El director, actor y guionista checo Václav Marhoul adapta al cine la polémica novela del escritor Polaco Jerzy Kosiński : The Painted Bird. El resultado es una cinta que mantiene la esencia de la obra literaria y a su vez expande su alcance por medio de una estética visual que consigue enfatizar la crueldad humana por medio de una fotografía estilizada en blanco y negro.

La novela de Kosiński publicada en 1965 tuvo un alcance apabullante y ya desde entonces generaba controversia por los cruentos escenarios y las violentas peripecias a las que se enfrentaba un niño judío al recorrer en exilio los territorios de Europa del Este durante la ocupación de la Alemania Nazi. Durante su éxodo, el huérfano Petr Kotlár es sometido a toda clase de vejaciones: golpes, castigos, abusos, maltrato y constantes violaciones. Esta mezcolanza de violencia presente en la obra encarnaba el rostro de la guerra y la hambruna durante aquellos años y como estos factores desatan el espíritu más mezquino y cruento del ser humano.
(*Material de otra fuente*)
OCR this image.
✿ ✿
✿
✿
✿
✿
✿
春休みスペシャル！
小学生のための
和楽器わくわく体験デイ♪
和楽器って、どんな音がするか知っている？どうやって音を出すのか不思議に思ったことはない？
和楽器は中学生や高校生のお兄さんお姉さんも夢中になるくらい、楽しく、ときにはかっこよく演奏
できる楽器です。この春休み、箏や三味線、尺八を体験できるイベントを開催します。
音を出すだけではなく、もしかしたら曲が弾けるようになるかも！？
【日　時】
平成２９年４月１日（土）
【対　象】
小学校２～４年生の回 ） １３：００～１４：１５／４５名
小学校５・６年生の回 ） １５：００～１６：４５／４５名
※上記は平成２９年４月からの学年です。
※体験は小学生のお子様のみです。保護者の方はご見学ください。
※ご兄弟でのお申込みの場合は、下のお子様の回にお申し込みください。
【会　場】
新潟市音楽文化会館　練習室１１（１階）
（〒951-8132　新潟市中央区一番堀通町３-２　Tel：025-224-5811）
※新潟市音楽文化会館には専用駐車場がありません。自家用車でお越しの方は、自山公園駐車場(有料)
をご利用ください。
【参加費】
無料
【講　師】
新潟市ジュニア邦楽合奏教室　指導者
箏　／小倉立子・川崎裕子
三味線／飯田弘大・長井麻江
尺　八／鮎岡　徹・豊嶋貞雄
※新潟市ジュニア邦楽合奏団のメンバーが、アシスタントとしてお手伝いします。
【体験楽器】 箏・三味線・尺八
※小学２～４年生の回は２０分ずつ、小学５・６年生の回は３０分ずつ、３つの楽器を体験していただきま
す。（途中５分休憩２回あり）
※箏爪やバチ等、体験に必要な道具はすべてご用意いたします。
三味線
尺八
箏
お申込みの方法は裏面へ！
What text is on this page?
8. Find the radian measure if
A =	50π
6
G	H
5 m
La adaptación de Marhoul se explaya y por momentos se regodea en las escenas de sufrimiento, confeccionando una cinta de casi tres horas. Su aporte, es más bien en términos visuales. Ante una historia tan desgarradora, apuesta por un montaje estilizado en 35 mm a blanco y negro que contrasta con la violencia contenida en la trama.

Al igual que en muchas películas protagonizadas por infantes, en El pájaro pintado, la inocencia se diluye a medida que el mundo adulto obliga al protagonista a una madurez prematura para sobrevivir. La mirada infantil pronto se contamina de rencor, la inocencia clásica asociada a este periodo pronto se agota, sin embargo, tanto en la novela como en la película, existe la posibilidad de redención.

El título hace referencia a un cruel juego infantil donde los niños capturan a un pájaro para pintare las plumas, luego, cuando este regresa a su parvada es rechazado y agredido por estos al desconocerlo, lo que lo obliga al exilio y a una muerte prematura. Esta dialéctica entre el juego y la vida se estructura en la historia anecdótica que plantea Kosiński en su novela y que encuentra reminiscencias en la actualidad.

El pájaro pintado de Václav Marhoul nos invita a una inmersión por los rasgos más ríspidos del carácter y naturaleza humana. Sería difícil precisar si la cinta consigue generar una reflexión respecto a ello, y sobre todo si la estilización de esta violencia a lo largo de casi tres horas no termina por neutralizar la aversión a ella y toda crítica respecto a estos comportamientos. Pese a lo anterior, la cinta no desiste de su objetivo que es mostrarnos sin censura aquellas pulsiones e instintos que continúan latentes en nuestra naturaleza y que ante entornos de crisis (Como el actual), proliferan como un virus que se expande.